I guess the real answer is, if you want to learn "the language that people will be using instead of C in ten years"... learn both of them.
Right, very difficult to move the inertia in any direction. The same is true about Java too.
But there are fewer reasons for any starting a new project to do it in C or C++.
Newer stuff replaces older stuff, Heck when C came along, there were languages with billion $ industry around them. C replaced them.
If anything, the current trend is moving more low level (rather than higher level, which these languages both are), as techniques like data oriented design becoming more mainstream.
> (rather than higher level, which these languages both are)

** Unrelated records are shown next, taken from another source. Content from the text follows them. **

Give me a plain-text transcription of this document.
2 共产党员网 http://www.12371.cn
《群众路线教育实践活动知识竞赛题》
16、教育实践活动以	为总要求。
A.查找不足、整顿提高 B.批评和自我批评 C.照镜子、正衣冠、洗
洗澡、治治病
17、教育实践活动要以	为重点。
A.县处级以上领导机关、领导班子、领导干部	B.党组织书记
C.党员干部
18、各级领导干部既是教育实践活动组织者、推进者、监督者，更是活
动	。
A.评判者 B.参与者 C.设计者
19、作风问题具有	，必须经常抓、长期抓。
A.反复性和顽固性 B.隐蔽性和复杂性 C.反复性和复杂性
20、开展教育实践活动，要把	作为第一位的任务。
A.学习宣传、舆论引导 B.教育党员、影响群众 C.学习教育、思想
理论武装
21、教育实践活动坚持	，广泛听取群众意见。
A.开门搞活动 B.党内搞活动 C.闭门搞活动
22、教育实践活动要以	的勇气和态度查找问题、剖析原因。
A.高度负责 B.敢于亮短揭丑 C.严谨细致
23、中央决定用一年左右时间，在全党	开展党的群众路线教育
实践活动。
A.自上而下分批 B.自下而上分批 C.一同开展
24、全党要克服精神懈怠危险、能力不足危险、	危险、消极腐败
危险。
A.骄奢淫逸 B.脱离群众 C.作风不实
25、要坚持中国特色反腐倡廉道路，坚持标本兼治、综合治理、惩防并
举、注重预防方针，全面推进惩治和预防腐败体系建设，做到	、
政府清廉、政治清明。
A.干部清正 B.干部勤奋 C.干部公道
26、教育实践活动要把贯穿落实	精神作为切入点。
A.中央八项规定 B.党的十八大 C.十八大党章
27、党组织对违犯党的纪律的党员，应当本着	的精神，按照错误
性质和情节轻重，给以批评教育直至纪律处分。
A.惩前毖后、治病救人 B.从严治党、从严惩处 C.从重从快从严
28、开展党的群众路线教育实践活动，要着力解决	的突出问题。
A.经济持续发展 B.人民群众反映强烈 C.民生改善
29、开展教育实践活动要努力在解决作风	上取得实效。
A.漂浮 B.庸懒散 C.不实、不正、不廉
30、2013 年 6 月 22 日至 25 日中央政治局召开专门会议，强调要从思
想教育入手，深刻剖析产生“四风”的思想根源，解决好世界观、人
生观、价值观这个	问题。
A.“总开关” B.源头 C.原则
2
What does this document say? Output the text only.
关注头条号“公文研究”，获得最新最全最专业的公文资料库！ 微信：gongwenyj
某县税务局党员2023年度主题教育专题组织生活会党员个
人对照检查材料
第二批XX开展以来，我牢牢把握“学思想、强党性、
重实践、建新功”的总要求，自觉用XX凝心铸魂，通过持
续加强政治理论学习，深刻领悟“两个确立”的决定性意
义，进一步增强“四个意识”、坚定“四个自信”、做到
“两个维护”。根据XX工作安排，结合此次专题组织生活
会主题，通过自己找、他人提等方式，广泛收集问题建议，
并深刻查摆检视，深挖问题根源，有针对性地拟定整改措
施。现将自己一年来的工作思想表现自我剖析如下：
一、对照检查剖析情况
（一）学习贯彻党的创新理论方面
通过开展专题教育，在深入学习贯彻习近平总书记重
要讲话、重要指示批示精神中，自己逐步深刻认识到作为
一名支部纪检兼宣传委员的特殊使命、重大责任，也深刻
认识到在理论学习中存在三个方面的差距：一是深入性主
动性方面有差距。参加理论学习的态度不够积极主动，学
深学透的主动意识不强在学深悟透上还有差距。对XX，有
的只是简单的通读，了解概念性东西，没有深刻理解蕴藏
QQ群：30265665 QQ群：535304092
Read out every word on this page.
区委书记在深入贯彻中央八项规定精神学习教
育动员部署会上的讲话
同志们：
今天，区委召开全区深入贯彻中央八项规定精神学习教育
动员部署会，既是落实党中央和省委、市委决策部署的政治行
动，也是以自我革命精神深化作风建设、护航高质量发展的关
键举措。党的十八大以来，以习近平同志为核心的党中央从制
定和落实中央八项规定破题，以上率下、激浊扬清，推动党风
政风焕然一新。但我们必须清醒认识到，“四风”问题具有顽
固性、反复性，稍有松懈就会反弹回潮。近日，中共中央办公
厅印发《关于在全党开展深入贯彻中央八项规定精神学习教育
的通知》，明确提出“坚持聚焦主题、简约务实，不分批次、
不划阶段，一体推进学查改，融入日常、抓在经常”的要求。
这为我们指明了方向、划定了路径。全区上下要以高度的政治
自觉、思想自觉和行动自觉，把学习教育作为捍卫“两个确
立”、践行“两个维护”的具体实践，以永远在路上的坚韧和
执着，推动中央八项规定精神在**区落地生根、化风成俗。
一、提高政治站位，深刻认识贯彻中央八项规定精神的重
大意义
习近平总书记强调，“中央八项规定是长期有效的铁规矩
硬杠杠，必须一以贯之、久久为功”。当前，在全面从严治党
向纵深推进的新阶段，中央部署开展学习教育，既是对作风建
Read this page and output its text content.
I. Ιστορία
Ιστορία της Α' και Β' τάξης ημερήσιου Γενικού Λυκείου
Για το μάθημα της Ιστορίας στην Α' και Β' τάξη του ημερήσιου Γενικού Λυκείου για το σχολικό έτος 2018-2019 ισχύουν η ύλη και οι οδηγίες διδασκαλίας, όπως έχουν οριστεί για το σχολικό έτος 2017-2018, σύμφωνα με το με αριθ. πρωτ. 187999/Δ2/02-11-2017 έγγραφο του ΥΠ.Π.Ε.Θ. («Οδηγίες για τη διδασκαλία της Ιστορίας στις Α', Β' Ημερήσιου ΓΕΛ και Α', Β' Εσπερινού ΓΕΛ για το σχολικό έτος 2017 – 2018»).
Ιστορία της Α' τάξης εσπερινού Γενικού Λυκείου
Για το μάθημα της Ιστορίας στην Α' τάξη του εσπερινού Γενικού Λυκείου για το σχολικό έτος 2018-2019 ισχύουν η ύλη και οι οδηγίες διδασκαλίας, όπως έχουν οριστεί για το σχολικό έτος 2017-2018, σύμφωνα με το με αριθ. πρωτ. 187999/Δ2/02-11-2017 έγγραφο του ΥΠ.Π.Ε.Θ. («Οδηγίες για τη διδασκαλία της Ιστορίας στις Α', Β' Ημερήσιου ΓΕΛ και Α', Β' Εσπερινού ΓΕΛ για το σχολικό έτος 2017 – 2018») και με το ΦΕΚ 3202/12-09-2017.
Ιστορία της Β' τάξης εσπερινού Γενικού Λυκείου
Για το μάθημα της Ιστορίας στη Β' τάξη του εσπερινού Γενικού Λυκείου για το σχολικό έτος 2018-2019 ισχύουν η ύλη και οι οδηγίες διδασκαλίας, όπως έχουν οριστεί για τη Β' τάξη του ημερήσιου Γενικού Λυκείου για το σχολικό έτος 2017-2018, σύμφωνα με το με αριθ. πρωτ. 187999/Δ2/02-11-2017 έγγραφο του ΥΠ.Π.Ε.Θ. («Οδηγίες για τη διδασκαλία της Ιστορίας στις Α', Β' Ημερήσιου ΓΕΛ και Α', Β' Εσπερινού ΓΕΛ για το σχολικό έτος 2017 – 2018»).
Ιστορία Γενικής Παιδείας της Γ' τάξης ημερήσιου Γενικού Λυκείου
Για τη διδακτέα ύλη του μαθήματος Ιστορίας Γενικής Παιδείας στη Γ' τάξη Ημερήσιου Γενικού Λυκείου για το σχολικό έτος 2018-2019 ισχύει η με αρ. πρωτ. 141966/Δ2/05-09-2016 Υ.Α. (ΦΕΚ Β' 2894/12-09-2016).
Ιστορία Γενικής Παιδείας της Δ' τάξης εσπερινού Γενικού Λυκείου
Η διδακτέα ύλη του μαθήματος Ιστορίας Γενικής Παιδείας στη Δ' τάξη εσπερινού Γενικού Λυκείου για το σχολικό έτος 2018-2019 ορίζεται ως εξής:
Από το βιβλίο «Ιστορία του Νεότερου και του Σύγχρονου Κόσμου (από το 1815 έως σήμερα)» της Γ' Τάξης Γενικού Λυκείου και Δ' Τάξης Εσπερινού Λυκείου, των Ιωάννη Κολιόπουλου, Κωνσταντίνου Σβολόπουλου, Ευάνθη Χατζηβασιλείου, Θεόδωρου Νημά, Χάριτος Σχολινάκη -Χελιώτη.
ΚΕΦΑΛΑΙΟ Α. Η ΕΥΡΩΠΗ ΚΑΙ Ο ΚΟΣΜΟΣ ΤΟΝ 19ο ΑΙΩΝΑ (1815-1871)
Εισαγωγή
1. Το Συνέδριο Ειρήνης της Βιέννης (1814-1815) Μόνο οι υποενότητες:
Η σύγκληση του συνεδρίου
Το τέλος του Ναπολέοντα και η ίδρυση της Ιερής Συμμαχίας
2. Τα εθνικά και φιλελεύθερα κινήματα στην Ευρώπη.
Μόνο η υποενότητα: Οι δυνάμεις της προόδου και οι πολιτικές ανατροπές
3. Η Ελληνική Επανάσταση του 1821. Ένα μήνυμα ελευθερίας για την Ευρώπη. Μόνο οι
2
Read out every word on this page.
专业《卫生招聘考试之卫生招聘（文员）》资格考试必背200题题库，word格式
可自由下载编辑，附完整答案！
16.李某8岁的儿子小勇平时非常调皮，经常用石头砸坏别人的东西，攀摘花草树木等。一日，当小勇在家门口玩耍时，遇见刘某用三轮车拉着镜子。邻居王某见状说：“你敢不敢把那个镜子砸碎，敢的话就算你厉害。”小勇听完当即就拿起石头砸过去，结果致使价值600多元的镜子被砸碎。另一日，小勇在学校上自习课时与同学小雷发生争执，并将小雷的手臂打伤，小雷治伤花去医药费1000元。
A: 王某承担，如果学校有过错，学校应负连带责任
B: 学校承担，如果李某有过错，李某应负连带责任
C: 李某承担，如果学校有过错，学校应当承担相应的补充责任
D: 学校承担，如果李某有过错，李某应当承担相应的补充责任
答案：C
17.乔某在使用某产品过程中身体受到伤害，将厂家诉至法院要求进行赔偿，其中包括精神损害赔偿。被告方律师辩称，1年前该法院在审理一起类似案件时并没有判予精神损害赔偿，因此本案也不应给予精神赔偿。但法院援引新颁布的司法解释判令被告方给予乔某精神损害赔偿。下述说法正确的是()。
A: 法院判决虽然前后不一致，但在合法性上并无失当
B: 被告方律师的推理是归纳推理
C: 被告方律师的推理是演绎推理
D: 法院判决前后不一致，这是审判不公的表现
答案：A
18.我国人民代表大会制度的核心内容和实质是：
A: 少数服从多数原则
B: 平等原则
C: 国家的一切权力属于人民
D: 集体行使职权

Rust should be (and is, modulo wrinkles, I mean there's no fundamental reason) as low level as it gets. What makes Rust too high-level for gamedev?However, modern AAA game dev is largely about customising and upgrading large existing game engines, which are all C++ based. Rust could be used for them, but isn't, and the extra features Rust brings are not compelling enough to rewrite huge amounts of working code and suffer (re)training costs.
This is a hole many new languages find themselves in. JetBrains have come up with a very clever solution for their Java/Scala competitor Kotlin: the language was carefully designed from the ground up with perfect Java interop in mind (Java/Kotlin call into each other seamlessly, the IDE can refactor across languages, Kotlin uses the same standard library etc). And quite amazingly, the IDE can automatically rewrite Java into Kotlin. This isn't a party trick, it works very well.
I think if Rust wants/wanted to be a serious competitor to or upgrade path from C++ it'd have needed to take at least some level of C++ interop into account from the start such that Rust and C++ could be intermixed freely. AFAIK though, the best you get is a typical C export/import layer which is too trivial to be compelling.
Of course, it's a lot harder than connecting with Java because of the way C++ stuff is defined using header files. But at least basic interop could have been done.
In that case some one just code "GoRust" language ^_^
Concurrent Pascal (1975) by Brinch Hansen http://brinch-hansen.net/papers/
...Concurrent Pascal used in Solo OS. It supported human review via readable syntax, type safety, safe ops on memory, and a concurrency system that caught race conditions at compile time. The runtime underlying the OS was about 4K with the OS itself concise enough to put in one PDF in source form. So, Hansen for the [1975] win in the GoRust competition?